The parameter in the initializer defines whether the container will be temporary in memory or an actual container with a database file stored on the device. You’ll need in-memory storage for showing fake data in SwiftUI previews.

Next, define two new properties you’ll use for SwiftUI previews:

static var preview: PersistenceController = {
  let result = PersistenceController(inMemory: true)
  let viewContext = result.container.viewContext
  for index in 1..<6 {
    let newItem = ExpenseModel(context: viewContext)
    newItem.title = "Test Title \(index)"
    newItem.date = Date(timeIntervalSinceNow: Double(index * -60))
    newItem.comment = "Test Comment \(index)"
    newItem.price = Double(index + 1) * 12.3
    newItem.id = UUID()
  }
  do {
    try viewContext.save()
  } catch {
    let nsError = error as NSError
    fatalError("Unresolved error \(nsError), \(nsError.userInfo)")
  }
  return result
}()

static let previewItem: ExpenseModel = {
  let newItem = ExpenseModel(context: preview.container.viewContext)
  newItem.title = "Preview Item Title"
  newItem.date = Date(timeIntervalSinceNow: 60)
  newItem.comment = "Preview Item Comment"
  newItem.price = 12.34
  newItem.id = UUID()
  return newItem
}()

preview is another instance of PersistenceController similar to shared, but the container inside preview doesn't read from a database file. Instead, it contains five expense entries that are hard-coded and stored in memory.

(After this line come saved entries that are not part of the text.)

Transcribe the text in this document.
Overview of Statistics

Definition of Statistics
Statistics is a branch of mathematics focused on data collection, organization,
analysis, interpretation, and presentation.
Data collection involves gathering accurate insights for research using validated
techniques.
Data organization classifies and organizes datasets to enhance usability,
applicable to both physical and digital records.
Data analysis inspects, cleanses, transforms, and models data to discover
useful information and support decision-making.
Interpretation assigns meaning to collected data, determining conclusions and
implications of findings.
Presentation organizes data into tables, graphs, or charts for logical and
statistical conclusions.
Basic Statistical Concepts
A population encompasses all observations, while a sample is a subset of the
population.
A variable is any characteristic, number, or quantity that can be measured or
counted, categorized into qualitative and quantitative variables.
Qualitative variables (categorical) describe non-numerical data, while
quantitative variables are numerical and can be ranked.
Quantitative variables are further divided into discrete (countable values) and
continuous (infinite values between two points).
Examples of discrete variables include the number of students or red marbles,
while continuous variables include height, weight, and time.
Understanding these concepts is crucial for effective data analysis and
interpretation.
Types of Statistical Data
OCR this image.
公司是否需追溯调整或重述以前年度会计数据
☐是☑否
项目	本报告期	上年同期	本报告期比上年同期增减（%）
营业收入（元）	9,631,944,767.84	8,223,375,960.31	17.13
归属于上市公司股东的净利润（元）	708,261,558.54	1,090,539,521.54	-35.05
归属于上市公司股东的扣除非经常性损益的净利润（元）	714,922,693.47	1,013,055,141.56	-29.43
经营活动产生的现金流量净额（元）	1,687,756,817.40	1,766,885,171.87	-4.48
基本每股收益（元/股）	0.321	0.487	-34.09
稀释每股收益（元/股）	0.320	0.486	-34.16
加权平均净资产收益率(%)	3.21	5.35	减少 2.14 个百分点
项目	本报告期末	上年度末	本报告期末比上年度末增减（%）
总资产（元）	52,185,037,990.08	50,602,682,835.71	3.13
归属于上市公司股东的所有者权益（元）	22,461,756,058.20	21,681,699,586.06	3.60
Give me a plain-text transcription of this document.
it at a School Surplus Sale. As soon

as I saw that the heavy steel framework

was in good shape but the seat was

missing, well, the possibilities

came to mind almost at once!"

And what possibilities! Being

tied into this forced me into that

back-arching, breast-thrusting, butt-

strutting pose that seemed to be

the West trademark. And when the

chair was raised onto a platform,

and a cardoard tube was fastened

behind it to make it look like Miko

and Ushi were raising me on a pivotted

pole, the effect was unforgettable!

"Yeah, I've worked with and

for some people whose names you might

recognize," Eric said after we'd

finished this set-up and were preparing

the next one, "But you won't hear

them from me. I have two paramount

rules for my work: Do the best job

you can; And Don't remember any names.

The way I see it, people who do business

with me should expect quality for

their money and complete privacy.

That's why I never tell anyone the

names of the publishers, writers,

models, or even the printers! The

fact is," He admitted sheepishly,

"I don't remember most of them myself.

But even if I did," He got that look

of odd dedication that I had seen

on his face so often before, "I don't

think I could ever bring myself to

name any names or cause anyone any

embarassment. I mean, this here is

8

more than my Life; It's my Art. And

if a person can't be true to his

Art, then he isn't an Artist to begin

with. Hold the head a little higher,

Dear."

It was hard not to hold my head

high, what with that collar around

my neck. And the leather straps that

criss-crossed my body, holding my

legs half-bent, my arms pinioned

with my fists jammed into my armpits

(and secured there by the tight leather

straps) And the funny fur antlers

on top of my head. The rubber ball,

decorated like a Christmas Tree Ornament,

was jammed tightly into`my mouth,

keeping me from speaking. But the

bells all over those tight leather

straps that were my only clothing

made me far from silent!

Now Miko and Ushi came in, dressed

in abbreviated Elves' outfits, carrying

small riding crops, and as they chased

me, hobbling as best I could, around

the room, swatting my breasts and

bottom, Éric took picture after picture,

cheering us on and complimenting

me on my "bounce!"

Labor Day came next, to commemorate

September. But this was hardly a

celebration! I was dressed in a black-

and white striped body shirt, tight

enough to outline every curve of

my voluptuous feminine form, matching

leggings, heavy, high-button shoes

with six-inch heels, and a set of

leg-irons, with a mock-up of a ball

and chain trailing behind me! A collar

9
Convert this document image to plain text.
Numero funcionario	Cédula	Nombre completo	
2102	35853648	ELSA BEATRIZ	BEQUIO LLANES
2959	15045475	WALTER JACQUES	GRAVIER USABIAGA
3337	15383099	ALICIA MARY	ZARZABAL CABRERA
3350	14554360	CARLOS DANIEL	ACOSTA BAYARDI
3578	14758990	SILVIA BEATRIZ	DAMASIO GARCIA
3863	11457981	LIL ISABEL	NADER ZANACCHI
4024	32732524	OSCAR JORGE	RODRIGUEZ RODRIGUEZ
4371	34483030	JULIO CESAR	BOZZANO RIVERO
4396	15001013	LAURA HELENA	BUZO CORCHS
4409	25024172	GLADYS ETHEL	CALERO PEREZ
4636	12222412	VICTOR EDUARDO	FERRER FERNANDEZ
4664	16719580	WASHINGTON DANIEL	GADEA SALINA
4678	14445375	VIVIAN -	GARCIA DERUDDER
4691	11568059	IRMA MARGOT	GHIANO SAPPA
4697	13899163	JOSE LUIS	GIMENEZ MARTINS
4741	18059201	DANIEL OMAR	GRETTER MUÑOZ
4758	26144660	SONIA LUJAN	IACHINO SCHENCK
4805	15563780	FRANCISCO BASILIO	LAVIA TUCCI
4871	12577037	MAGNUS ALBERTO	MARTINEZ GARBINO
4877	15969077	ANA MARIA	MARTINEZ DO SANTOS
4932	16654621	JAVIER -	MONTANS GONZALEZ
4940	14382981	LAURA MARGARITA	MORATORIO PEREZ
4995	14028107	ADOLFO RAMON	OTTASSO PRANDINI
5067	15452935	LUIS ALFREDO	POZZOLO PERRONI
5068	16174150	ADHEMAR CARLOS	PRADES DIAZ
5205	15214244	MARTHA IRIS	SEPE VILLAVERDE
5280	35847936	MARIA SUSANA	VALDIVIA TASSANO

previewItem is a single stub instance of ExpenseModel, which is identical to the one you removed from AppMain.swift.

Why do all this? Currently, all of your app's classes use ExpenseModel directly. You can't create an instance of this class without defining a persistent container. It's best to group properties related to Core Data setup and previews together.

Later in the refactoring, you'll be able to completely remove those preview support objects and replace them with something more organized.

Note: static properties are lazy by default. Until you use them, they'll never be allocated in memory. Because you only use them in previews, you shouldn't worry about them existing in memory at all.